- Genre: Children's television series
- Opening theme: "Hiraya Manawari" by Cris Villonco
- Ending theme: "Hiraya Manawari" by Cris Villonco
- Country of origin: Philippines
- Original language: Filipino
- No. of episodes: N/A

Production
- Producer: Gina Lopez
- Production companies: ABS-CBN Foundation Department of Education, Culture and Sports

Original release
- Network: ABS-CBN
- Release: October 7, 1995 – 2003

Related
- Wansapanataym Daisy Siete

= Hiraya Manawari =

Philippine children's television series

Hiraya Manawari (lit. 'reach your dreams') is a Philippine television educational show by ABS-CBN. It aired from October 7, 1995 to 2003.

==Background==
Hiraya Manawari focuses on providing values education for children through adaptations of Filipino stories and legends or original stories.

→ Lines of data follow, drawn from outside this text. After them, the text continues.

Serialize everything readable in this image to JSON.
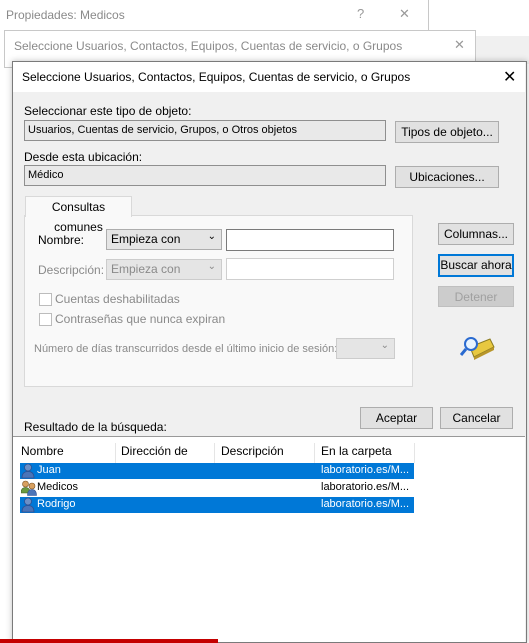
{
  "background_windows": {
    "properties_title": "Propiedades: Medicos",
    "help_glyph": "?",
    "close_glyph": "✕",
    "select_title": "Seleccione Usuarios, Contactos, Equipos, Cuentas de servicio, o Grupos"
  },
  "dialog": {
    "title": "Seleccione Usuarios, Contactos, Equipos, Cuentas de servicio, o Grupos",
    "close_glyph": "✕",
    "object_type_label": "Seleccionar este tipo de objeto:",
    "object_type_value": "Usuarios, Cuentas de servicio, Grupos, o Otros objetos",
    "object_types_button": "Tipos de objeto...",
    "location_label": "Desde esta ubicación:",
    "location_value": "Médico",
    "locations_button": "Ubicaciones...",
    "tab_label": "Consultas comunes",
    "name_label": "Nombre:",
    "name_mode": "Empieza con",
    "name_value": "",
    "description_label": "Descripción:",
    "description_mode": "Empieza con",
    "description_value": "",
    "disabled_accounts_label": "Cuentas deshabilitadas",
    "non_expiring_label": "Contraseñas que nunca expiran",
    "days_label": "Número de días transcurridos desde el último inicio de sesión:",
    "days_value": "",
    "columns_button": "Columnas...",
    "search_button": "Buscar ahora",
    "stop_button": "Detener",
    "search_icon": "binoculars-search-icon",
    "results_label": "Resultado de la búsqueda:",
    "ok_button": "Aceptar",
    "cancel_button": "Cancelar"
  },
  "results": {
    "columns": [
      "Nombre",
      "Dirección de cor...",
      "Descripción",
      "En la carpeta"
    ],
    "rows": [
      {
        "icon": "user-icon",
        "name": "Juan",
        "email": "",
        "description": "",
        "folder": "laboratorio.es/M...",
        "selected": true
      },
      {
        "icon": "group-icon",
        "name": "Medicos",
        "email": "",
        "description": "",
        "folder": "laboratorio.es/M...",
        "selected": false
      },
      {
        "icon": "user-icon",
        "name": "Rodrigo",
        "email": "",
        "description": "",
        "folder": "laboratorio.es/M...",
        "selected": true
      }
    ]
  },
  "colors": {
    "selection": "#0078d7",
    "dialog_bg": "#f0f0f0",
    "accent_red": "#c40000"
  }
}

The first episode of Hiraya Manawari, "Habi at Hiwaga" aired on October 7, 1995. Most episodes are family-centered and deals with courage, respect, honesty, love, humility and discipline.

== Reruns ==
On March 27, 2020, ABS-CBN announced that Hiraya Manawari will have a rerun starting from March 28, 2020, as part of ABS-CBN's temporary programming changes due to the COVID-19 pandemic.

Reruns of episodes were currently airing on the Knowledge Channel block on Kapamilya Online Live and YouTube Channel, as well as the former upon its launch in 1999.